Bu tür davaların dinlenebilmesi için, davacının borçludaki alacağının gerçek olması, borçlu hakkındaki icra takibinin kesinleşmiş olması, iptali istenen tasarrufun takip konusu borçtan sonra yapılmış olması ve borçlu hakkında alınmış kesin veya geçici aciz belgesinin (İİK.nun 277 md) bulunması gerekir. Aciz belgesi davadan önce, dava aşamasında hatta mahkeme kararının Yargıtayca bozulmasından sonraki aşamada dahi sunulabilir. Bu ön koşulların bulunması halinde ise İİK.nun 278, 279 ve 280. maddelerinde yazılı iptal şartlarının bulunup bulunmadığı araştırılmalıdır. Özellikle İİK.nun 278.maddesinde akdin yapıldığı sırada kendi verdiği şeyin değerine göre borçlunun ivaz olarak pek aşağı bir fiyat kabul ettiği ve yasanın bağışlama hükmünde olarak iptale tâbi tuttuğu tasarrufların iptali gerektiğinden mahkemece ivazlar arasında fark bulunup bulunmadığı incelenmelidir.
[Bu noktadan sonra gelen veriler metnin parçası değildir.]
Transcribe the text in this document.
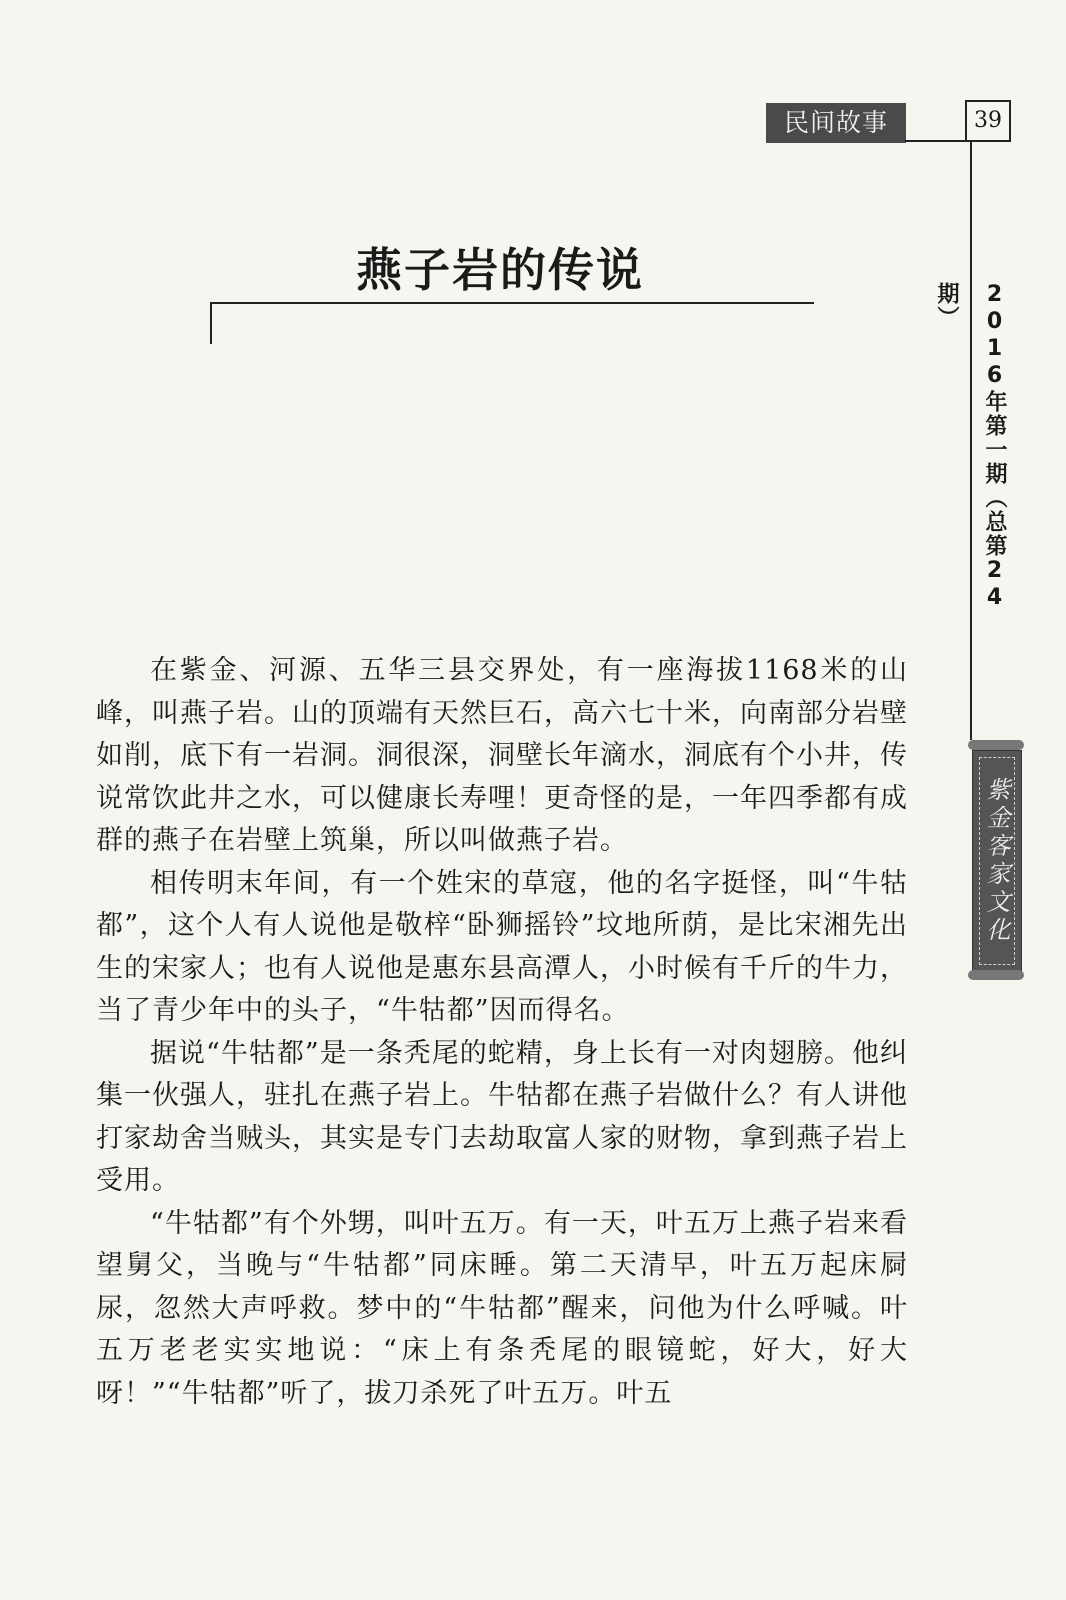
民间故事	39
2016年第一期（总第24期）
紫金客家文化
燕子岩的传说

在紫金、河源、五华三县交界处，有一座海拔1168米的山峰，叫燕子岩。山的顶端有天然巨石，高六七十米，向南部分岩壁如削，底下有一岩洞。洞很深，洞壁长年滴水，洞底有个小井，传说常饮此井之水，可以健康长寿哩！更奇怪的是，一年四季都有成群的燕子在岩壁上筑巢，所以叫做燕子岩。

相传明末年间，有一个姓宋的草寇，他的名字挺怪，叫“牛牯都”，这个人有人说他是敬梓“卧狮摇铃”坟地所荫，是比宋湘先出生的宋家人；也有人说他是惠东县高潭人，小时候有千斤的牛力，当了青少年中的头子，“牛牯都”因而得名。

据说“牛牯都”是一条秃尾的蛇精，身上长有一对肉翅膀。他纠集一伙强人，驻扎在燕子岩上。牛牯都在燕子岩做什么？有人讲他打家劫舍当贼头，其实是专门去劫取富人家的财物，拿到燕子岩上受用。

“牛牯都”有个外甥，叫叶五万。有一天，叶五万上燕子岩来看望舅父，当晚与“牛牯都”同床睡。第二天清早，叶五万起床屙尿，忽然大声呼救。梦中的“牛牯都”醒来，问他为什么呼喊。叶五万老老实实地说：“床上有条秃尾的眼镜蛇，好大，好大呀！”“牛牯都”听了，拔刀杀死了叶五万。叶五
Aynı maddede sayılan akrabalık derecesi vs. araştırılmalıdır. Keza İİK.nun 280.maddesinde malvarlığı borçlarına yetmeyen bir borçlunun alacaklılarına zarar vermek kastıyla yaptığı tüm işlemler, borçlunun içinde bulunduğu mali durumu ve zarar verme kastının işlemin diğer tarafınca bilindiği veya bilinmesini gerektiren açık emarelerin bulunduğu hallerde tasarrufun iptal edileceği hususu düzenlendiğinden yapılan işlemde mal kaçırma kastı irdelenmelidir. Öte yandan İİK.nun 279.maddesinde de iptal nedenleri sayılmış olup bu maddede yazılan iptal nedenlerinin gerçekleşip gerçekleşmediği de takdir olunmalıdır.
Davacının alacağının 22.4.2008 tarihli kredi sözleşmesinden (kefillikten) doğduğu, borçlu hakkındaki takibin kesinleştiği, alacağın gerçek olduğu, iptali istenen tasarrufun ise takip konusu alacaktan sonra 27.10.2010 tarihinde yapıldığı anlaşılmaktadır. Takip dosyası kapsamından alacak miktarının 10.11.2010 takip tarihi itibarıyla 82.481,90 TL olduğu,31.1.2011 tarihli haciz tutanağından 2.200,00 TL’lik ev eşyası dışında haczi kabil mal olmadığı görülmektedir. 30.12.2010 tarihinde davacı tarafından haciz konulan borçluya ait onbir adet taşınmaz hissesinin kıymet takdiri yapılmış 24.2.2011 tarihli kıymet takdiri raporu gereğince anılan taşınmazlarda borçlu hissesinin değeri 105.603,20 TL olarak belirlenmiştir. Haczedilen taşınmazlar üzerinde davacı haczinden önce iki adet haciz bulunduğu, yine bu taşınmazlardan üçü üzerinde de ölünceye kadar bakma sözleşmesinden kaynaklanan borçlunun
borcu olduğu, 100.049,50 TL kıymet takdir edilen hacizli 1009 parselin alacağa mahsuben 41.000,00 TL’ye davacıya satıldığı(İhale feshedilmiş olmakla birlikte satış bedelinin değerlendirilmesi açısından %40 bedelle satılmış olması nedeniyle)gözönüne alındığında borçlunun aciz halinde olduğu kabul edilerek davanın esas yönden incelenmesi ve yukarıda belirtildiği gibi iptal koşulları yönünden dosyanın incelenmesi ve mevcut delil durumuna göre karar verilmesi gerekirken yazılı şekilde hüküm tesisi isabetli görülmemiştir.
Kabule göre de dava, dava koşulu yönünden reddedildiğinden kendisini vekille temsil ettiren davalılar yararına AAÜT ‘nin 7.maddesi gereğince maktu vekalet ücreti takdiri yerine nispi vekalet ücreti takdiri de doğru görülmemiştir.
SONUÇ: Yukarıda açıklanan nedenlerle davacı vekilinin temyiz itirazlarının kabulü ile hükmün BOZULMASINA, peşin alınan harcın istek halinde temyiz eden davacıya geri verilmesine 02.05.2013 gününde oybirliğiyle karar verildi.